Published 12:00 am Friday, November 13, 2015

DeeDee Wright has been an eyewitness to civil rights history.

She was arrested along with a young Jesse Jackson in Greenville, S.C., after a library sit-in in 1960. She worked on Julian Bond’s 1986 congressional campaign.

She has called herself a “civil rights baby,” one who grew up in the movement.

But this week Wright has been remembering a calmer period of her life, 1978-81, spent in a place where racial controversy has erupted in recent weeks — the University of Missouri.

That’s not the way Mizzou was back then, Wright said this week. “I thought we had grown. … I thought the University of Missouri was making great strides in 1979.”

Wright said she was one of 225 blacks in a student body of 26,000, but she did not experience the racial epithets and threats that students say plague the campus today.

“I had a good career at the University of Missouri,” Wright said. “Everybody knew you.”

Born in South Carolina, Wright grew up in New York, earned her undergraduate degree at Clark College in Atlanta and then headed to Missouri to get a master’s degree.

Wright helped organize an alumni group for black students at the request of Chancellor Barbara Uehling, she said.
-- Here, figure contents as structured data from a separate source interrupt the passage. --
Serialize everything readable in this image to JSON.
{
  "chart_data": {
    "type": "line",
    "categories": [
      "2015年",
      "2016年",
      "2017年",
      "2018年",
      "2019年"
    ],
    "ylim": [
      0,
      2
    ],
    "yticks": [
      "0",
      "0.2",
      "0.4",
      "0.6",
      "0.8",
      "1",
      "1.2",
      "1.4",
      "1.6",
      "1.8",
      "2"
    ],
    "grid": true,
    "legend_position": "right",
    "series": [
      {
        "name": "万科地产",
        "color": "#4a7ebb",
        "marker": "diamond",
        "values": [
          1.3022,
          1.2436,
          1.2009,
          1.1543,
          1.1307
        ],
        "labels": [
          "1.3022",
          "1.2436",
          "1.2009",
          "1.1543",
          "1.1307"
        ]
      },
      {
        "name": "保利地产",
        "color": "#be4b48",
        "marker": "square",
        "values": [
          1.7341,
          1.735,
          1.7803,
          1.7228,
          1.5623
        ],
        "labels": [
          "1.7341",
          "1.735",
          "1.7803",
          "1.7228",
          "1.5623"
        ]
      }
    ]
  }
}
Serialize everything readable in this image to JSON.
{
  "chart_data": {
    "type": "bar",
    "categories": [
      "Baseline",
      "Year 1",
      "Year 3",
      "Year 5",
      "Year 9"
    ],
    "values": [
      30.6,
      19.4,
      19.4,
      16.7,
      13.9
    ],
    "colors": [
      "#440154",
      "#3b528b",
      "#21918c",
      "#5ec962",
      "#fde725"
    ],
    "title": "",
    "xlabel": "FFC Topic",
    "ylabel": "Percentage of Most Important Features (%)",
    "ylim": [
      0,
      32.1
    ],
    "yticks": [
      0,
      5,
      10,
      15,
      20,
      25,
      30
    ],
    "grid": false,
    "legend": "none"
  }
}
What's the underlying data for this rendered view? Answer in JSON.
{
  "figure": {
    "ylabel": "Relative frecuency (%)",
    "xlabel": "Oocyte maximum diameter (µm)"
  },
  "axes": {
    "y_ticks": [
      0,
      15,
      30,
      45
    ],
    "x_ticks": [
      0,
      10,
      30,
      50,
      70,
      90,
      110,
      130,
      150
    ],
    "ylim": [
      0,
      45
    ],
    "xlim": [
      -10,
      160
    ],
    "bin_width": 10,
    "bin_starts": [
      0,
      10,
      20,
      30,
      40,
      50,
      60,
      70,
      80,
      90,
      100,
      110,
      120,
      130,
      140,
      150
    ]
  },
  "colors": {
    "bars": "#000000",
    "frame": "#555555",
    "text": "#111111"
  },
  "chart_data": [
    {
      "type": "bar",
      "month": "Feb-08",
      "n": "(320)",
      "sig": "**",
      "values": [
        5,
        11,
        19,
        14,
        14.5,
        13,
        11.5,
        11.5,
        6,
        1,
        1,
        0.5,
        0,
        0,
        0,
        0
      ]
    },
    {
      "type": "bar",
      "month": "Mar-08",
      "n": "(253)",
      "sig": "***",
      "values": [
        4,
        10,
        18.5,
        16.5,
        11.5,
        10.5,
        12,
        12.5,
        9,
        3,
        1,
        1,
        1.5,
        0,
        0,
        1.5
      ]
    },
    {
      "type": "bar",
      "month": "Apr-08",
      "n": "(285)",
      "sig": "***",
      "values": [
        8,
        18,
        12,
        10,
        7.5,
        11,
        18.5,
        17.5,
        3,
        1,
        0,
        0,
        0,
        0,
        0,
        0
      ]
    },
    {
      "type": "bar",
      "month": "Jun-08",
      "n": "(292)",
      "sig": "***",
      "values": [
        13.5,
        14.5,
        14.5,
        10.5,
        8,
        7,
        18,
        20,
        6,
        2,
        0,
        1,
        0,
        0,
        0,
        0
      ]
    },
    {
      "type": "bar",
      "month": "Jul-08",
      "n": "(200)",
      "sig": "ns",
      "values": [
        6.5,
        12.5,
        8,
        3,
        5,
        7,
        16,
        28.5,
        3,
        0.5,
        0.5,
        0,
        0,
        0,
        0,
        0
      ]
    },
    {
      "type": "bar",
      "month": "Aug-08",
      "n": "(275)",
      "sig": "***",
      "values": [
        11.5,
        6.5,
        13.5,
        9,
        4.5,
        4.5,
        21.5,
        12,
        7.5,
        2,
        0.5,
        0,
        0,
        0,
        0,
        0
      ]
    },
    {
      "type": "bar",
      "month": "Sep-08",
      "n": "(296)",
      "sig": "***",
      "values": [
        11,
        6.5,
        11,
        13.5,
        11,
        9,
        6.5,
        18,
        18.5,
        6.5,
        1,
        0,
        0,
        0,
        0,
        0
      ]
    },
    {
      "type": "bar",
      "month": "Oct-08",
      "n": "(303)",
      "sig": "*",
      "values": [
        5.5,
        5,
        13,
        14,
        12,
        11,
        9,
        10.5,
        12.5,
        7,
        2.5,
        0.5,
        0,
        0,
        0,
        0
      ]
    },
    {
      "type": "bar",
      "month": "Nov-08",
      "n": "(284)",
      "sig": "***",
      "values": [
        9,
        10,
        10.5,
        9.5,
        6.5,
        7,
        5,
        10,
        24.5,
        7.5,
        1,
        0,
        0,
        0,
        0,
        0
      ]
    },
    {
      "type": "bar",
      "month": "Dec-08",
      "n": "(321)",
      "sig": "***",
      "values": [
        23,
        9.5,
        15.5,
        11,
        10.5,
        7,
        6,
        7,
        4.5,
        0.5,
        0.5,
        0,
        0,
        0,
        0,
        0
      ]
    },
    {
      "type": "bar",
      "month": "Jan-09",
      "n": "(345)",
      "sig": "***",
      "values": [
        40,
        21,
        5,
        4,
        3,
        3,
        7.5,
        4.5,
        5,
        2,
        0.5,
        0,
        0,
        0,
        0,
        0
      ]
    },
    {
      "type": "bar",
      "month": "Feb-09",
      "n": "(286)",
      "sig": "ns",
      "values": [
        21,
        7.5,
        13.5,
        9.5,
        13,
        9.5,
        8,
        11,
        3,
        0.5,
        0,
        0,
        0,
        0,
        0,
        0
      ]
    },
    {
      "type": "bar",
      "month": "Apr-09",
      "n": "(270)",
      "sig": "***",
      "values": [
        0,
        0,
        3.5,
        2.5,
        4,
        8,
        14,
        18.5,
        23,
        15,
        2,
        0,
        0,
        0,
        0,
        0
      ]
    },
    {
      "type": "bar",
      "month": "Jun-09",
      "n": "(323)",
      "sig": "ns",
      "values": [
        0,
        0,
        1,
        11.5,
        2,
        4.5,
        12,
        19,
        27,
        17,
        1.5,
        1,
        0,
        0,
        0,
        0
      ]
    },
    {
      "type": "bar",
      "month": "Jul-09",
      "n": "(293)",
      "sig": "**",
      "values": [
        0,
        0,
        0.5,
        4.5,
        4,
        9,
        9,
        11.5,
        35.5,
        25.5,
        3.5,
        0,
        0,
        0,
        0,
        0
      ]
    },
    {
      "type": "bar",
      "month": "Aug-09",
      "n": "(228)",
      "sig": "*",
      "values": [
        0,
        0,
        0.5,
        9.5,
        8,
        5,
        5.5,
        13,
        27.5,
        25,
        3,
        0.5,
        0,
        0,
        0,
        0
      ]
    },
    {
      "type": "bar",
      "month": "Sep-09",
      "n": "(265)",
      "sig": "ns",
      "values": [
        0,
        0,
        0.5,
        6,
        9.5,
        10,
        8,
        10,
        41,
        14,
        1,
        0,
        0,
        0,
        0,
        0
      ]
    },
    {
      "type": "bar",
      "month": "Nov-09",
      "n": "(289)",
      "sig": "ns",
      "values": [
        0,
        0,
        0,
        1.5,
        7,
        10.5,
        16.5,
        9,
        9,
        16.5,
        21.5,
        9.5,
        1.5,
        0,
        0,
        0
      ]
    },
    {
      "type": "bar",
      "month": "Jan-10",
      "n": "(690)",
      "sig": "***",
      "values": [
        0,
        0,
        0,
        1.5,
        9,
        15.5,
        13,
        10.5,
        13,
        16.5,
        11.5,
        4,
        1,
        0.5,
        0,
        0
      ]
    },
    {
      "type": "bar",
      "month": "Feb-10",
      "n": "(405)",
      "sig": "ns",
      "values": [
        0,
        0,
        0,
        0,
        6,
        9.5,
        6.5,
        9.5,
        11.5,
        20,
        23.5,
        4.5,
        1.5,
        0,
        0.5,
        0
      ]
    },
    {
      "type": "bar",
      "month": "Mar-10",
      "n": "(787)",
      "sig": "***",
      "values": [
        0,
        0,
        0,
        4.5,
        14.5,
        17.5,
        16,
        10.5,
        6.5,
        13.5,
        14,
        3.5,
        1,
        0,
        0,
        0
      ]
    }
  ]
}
The chancellor was concerned about the difficulty of getting black graduates to participate in the Mizzou Alumni Association.

Recently, a sorority sister from that time texted Wright a photo from Columbia, Mo., with this message: “Look what is hanging in the BCC.”

The framed photo in the university’s Black Cultural Center shows the first executive board of the Black Alumni Organization. It includes Uehling, who is in the center of the seven people, with graduate assistant DeeDee Wright on the far right.

Eventually, Wright’s work in counseling and social work brought her to Salisbury, where she became good friends with Elizabeth Duncan Koontz — the first black woman to head the National Association of Educators and eventually part of Richard Nixon’s administration.

U.S. society has taken a downward turn since her college days, Wright said. The atmosphere throughout the country is such that “people say things on TV they would never say to you,” she said.

The Black Alumni Organization folded into the main alumni group eventually, Wright said.

But history often repeats itself. This week the Mizzou Alumni Association announced that it will form a Black Alumni Network.

The decision to start — or re-start — a black alumni group came in the wake of the UM system president and chancellor announcing their resignations after they were criticized for their handling of racial tensions on campus.